The knowledge graph as digital twin

2 minute read

A new paper from Wharton finds that LLM-generated Community Notes on X are rated more helpful than human-written ones across 108,000+ ratings. It’s a well-designed study and the result is credible — for social media fact-checking, which is what it’s testing. Whether something similar could work for scientific literature is a different question, and the answer depends entirely on what you build underneath it.

Social media claims are mostly atomic: a politician said something, a statistic is cited correctly or not, an event happened or didn’t. You can check those against a corpus. Scientific claims are relational — they assert relationships between entities distributed across thousands of papers, and the “truth” of the claim is a property of the network, not any individual document. Asking an LLM to fact-check “compound X inhibits pathway Y at therapeutic doses” requires knowing what the literature establishes about X’s mechanism, Y’s context-dependence, and whether the relevant concentrations have ever appeared in the same study. A retrieval system can find text that mentions both; it can’t tell you whether the relationship holds.

This is precisely what knowledge graphs were built for. Don Swanson demonstrated it in 1986: he found that fish oil and Raynaud’s syndrome research had never cited each other, yet traversing the relationships — fish oil inhibits platelet aggregation, platelet aggregation implicated in Raynaud’s — produced a testable hypothesis. No document stated it. The connection existed only in the graph. A clinical trial three years later confirmed it.

Thirty years on, Himmelstein et al. built Hetionet: 47,000 nodes, 2.25 million relationships, 29 biomedical databases integrated into a single graph. They used it to generate drug repurposing predictions across 209,000 compound-disease pairs. Most of those candidates couldn’t be found by searching the literature because no paper had connected them — that’s what made them candidates worth testing.
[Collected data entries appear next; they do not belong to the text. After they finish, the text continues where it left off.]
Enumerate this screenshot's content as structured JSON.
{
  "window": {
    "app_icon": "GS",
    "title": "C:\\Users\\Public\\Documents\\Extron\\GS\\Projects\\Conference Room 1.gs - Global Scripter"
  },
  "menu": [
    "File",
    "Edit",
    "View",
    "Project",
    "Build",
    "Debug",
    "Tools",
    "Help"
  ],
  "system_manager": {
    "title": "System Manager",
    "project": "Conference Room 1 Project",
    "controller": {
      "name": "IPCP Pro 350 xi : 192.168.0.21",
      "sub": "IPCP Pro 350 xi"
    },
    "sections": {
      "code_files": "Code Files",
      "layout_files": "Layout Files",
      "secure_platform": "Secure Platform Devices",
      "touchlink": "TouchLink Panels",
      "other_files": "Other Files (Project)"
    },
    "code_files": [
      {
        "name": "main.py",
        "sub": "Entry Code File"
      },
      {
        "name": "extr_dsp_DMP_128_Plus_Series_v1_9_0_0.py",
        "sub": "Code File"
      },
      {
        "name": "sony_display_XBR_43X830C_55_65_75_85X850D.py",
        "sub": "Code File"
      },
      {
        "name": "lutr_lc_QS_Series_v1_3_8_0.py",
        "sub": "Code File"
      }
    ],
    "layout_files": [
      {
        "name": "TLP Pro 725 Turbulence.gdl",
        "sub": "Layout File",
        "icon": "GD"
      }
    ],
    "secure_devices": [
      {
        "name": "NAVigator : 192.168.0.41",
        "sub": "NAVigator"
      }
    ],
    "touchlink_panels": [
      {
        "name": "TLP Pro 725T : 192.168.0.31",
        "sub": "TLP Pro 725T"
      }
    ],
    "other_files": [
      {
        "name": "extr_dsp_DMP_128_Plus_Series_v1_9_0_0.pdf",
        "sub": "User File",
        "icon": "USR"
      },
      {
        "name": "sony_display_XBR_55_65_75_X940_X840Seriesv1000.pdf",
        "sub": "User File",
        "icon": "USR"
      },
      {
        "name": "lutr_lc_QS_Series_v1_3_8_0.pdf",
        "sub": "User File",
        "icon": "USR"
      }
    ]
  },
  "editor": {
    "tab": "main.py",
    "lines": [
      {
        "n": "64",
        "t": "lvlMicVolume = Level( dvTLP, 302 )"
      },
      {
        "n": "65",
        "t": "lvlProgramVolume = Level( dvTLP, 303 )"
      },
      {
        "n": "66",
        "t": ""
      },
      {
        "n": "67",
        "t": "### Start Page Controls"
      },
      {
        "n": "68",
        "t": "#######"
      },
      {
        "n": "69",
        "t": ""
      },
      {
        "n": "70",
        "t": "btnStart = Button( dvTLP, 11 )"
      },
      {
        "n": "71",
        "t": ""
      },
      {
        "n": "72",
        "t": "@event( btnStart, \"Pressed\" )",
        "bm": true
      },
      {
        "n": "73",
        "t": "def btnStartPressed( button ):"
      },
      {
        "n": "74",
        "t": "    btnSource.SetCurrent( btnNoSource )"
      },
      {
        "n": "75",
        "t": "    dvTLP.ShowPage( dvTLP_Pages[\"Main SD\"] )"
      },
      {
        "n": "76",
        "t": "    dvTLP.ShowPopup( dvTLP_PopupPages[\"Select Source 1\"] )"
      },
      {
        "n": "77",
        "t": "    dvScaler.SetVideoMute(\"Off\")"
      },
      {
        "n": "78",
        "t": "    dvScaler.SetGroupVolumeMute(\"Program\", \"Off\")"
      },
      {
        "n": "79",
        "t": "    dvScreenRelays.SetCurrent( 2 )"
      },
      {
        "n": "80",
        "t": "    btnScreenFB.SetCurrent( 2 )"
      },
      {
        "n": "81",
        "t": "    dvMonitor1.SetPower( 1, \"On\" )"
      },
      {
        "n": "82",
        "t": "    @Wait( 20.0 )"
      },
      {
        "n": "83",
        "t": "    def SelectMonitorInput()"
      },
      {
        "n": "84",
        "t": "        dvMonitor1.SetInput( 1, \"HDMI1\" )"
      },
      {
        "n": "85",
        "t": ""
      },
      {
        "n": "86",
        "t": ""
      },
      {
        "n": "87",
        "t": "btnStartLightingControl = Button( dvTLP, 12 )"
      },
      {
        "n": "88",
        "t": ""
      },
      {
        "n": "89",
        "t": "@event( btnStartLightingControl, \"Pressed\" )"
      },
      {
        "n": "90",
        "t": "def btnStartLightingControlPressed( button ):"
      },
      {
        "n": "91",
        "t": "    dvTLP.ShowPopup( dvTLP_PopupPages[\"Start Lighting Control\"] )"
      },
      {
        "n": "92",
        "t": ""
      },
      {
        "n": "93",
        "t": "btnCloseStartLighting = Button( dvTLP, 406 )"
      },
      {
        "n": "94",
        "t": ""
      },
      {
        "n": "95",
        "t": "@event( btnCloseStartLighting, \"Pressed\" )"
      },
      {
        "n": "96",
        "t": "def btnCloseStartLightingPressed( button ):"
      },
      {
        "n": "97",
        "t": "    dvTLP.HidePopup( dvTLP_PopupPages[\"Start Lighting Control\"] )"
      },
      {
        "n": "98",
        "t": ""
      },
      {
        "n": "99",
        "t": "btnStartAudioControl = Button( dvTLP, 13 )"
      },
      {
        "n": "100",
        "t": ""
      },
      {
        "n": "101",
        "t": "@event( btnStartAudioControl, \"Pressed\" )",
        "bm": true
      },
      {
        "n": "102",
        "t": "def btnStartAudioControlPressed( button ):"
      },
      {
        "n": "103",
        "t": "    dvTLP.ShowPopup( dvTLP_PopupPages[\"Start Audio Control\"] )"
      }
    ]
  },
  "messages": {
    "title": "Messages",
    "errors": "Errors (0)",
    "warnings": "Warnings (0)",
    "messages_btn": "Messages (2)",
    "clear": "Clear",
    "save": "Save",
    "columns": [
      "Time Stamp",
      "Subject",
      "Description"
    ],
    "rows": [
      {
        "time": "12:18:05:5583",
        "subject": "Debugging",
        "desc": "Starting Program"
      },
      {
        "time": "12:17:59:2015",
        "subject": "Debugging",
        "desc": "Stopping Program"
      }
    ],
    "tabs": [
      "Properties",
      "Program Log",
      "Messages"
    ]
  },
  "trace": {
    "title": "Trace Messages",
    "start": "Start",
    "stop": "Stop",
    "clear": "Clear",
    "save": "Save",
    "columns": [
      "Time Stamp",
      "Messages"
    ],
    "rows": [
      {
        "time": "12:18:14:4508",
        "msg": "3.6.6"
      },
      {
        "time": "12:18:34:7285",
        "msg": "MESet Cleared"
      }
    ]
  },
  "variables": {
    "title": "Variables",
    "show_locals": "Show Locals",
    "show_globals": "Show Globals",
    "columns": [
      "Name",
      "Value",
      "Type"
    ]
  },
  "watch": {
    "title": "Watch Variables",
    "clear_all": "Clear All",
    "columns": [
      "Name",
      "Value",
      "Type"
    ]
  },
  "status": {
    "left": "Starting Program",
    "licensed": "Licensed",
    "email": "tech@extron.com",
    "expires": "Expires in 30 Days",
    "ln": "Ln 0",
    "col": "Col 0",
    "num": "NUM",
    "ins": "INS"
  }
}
The reason I keep coming back to this is that “fact-checking” is actually the least interesting thing a knowledge graph enables. Verification looks backward: does this claim hold given what we know? Discovery looks forward: what does the structure of existing knowledge imply that nobody has tested yet? Swanson and Himmelstein were doing the second thing. An AI system built on structured biomedical knowledge could do both simultaneously — flagging claims that contradict established relationships while surfacing hypotheses that the graph supports but the literature hasn’t yet stated.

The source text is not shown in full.